The dad is the hero of our house. He gets up every morning when it's still dark, goes to a place called "Bellevue," and brings home money. "Same place for 27 years!" he says. To get more money, and for fun too, he hangs this noisy, shiny, black and white box on his shoulders, squeezes it, and out comes music! He takes it in his car a lot, and when he comes home, he's exhausted, but really happy.

The mom and dad have a friend named Jesus. I don't ever see him, but I guess he's here all the time, 'cause I hear them talking to him. The mom makes all kinds of yummy treats for his birthday, but he never eats. I'm just glad she's a messy cook, so I can sample everything!

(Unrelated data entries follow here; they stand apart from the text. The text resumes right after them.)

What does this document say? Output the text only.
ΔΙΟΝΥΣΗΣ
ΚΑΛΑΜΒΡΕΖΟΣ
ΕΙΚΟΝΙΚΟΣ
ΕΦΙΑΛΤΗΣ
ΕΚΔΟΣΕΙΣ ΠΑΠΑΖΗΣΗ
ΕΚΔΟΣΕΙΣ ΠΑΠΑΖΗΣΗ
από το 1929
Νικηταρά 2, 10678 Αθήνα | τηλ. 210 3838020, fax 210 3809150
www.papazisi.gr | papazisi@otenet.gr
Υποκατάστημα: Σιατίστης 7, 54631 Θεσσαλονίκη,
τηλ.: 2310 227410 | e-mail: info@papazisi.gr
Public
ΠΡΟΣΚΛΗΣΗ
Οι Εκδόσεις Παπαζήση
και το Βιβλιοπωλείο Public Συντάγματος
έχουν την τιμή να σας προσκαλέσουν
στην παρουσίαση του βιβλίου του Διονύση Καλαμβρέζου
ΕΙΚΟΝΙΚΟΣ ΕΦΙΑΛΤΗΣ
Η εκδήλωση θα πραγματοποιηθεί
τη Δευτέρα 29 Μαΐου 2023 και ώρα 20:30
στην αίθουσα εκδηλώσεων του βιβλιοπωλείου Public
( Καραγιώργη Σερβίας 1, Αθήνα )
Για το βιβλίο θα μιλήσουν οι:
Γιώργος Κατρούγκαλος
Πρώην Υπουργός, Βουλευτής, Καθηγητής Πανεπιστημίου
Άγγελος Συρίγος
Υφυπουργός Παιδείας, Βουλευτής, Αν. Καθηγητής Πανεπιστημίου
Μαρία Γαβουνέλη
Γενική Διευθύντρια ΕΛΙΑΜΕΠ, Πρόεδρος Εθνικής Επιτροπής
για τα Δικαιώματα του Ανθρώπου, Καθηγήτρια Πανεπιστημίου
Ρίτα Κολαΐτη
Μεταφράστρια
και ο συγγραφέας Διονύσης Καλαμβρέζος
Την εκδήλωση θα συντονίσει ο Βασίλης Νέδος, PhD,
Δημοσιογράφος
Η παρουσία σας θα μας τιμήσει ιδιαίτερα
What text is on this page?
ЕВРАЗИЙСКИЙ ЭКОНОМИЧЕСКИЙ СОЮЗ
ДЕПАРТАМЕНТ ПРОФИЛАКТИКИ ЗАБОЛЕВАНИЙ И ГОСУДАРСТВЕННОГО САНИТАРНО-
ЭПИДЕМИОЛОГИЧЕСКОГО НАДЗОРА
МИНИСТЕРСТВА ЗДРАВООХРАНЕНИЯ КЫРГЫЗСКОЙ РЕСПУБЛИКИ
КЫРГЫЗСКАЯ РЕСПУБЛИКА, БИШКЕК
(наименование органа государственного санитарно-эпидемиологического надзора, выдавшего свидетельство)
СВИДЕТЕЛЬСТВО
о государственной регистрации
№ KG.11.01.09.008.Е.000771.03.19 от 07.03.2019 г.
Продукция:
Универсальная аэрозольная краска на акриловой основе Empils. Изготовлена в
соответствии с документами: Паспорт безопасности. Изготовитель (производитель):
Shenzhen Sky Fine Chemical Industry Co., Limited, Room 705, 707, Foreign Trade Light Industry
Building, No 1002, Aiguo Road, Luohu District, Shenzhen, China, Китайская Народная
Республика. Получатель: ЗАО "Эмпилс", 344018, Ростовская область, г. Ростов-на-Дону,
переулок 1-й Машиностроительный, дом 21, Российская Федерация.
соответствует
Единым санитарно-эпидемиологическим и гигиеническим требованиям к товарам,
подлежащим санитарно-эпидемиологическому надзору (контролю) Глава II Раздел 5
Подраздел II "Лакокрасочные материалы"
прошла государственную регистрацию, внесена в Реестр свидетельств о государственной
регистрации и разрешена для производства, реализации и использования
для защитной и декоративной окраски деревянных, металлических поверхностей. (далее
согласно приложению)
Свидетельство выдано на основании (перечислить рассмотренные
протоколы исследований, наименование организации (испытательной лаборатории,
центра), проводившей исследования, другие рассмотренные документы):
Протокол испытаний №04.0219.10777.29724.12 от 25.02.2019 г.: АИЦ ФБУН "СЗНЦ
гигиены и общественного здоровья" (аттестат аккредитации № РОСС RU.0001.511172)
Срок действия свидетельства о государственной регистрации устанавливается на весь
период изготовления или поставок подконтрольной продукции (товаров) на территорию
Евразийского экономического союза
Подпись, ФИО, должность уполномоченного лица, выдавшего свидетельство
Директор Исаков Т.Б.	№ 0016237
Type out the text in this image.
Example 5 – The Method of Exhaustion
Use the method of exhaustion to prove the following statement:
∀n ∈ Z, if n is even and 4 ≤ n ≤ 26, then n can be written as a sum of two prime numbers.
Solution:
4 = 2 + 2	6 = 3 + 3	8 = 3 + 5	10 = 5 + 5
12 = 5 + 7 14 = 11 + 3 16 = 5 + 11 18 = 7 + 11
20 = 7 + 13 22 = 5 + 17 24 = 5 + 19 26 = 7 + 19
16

I hope Jesus is at your house, too, so you can talk to him. I know that he has helped us get through a stormy year.

Love,
Happy Luzzi

4 comments:

Anonymous said...

Hey Happy Dog,

You're my favorite columnist, but don't tell the Mom. She's pretty good, too, but there's nothing like a dog when you need a good grin. Barky Christmas to you, Happy, and paw the Mom and Dad for me - okay?

Peg

Anonymous said...

Dear Happy,

I tell you what Happy, woof woof arf b-barkbark. Ruff woof arf propane. ArfArfArf grrrrr woof woof propane accessories woof ruf.

Yours Truly,
Hank

PS - Arfarf bark woof Ladybird.

Anonymous said...

Hi Patty,

Merry Christmas to you, your brother Walt, and the Luzzi side of your family. I was remembering this morning a tune my dad hummed occassionally when he was feeling spunky even before we moved to Butte in 1969. Even though he didn't seem to know all the words, he did like to sing the part about the overalls. His version went something like this. "Who threw the trousers in Mrs Murphy's chowder?" hum de hum da hum hum hum .................... Here's a link to the entire tune: http://www.gutenberg.org/etext/10301

Anonymous said...

I'm so happy to see you again, Happy! Seems like it's been a year....

Carry your AARF card proudly. It'll get you a discount or two when (if) you ever get to travel with the Mom and Dad.

Wishing you a Happy New Year, Happy! No bones about it.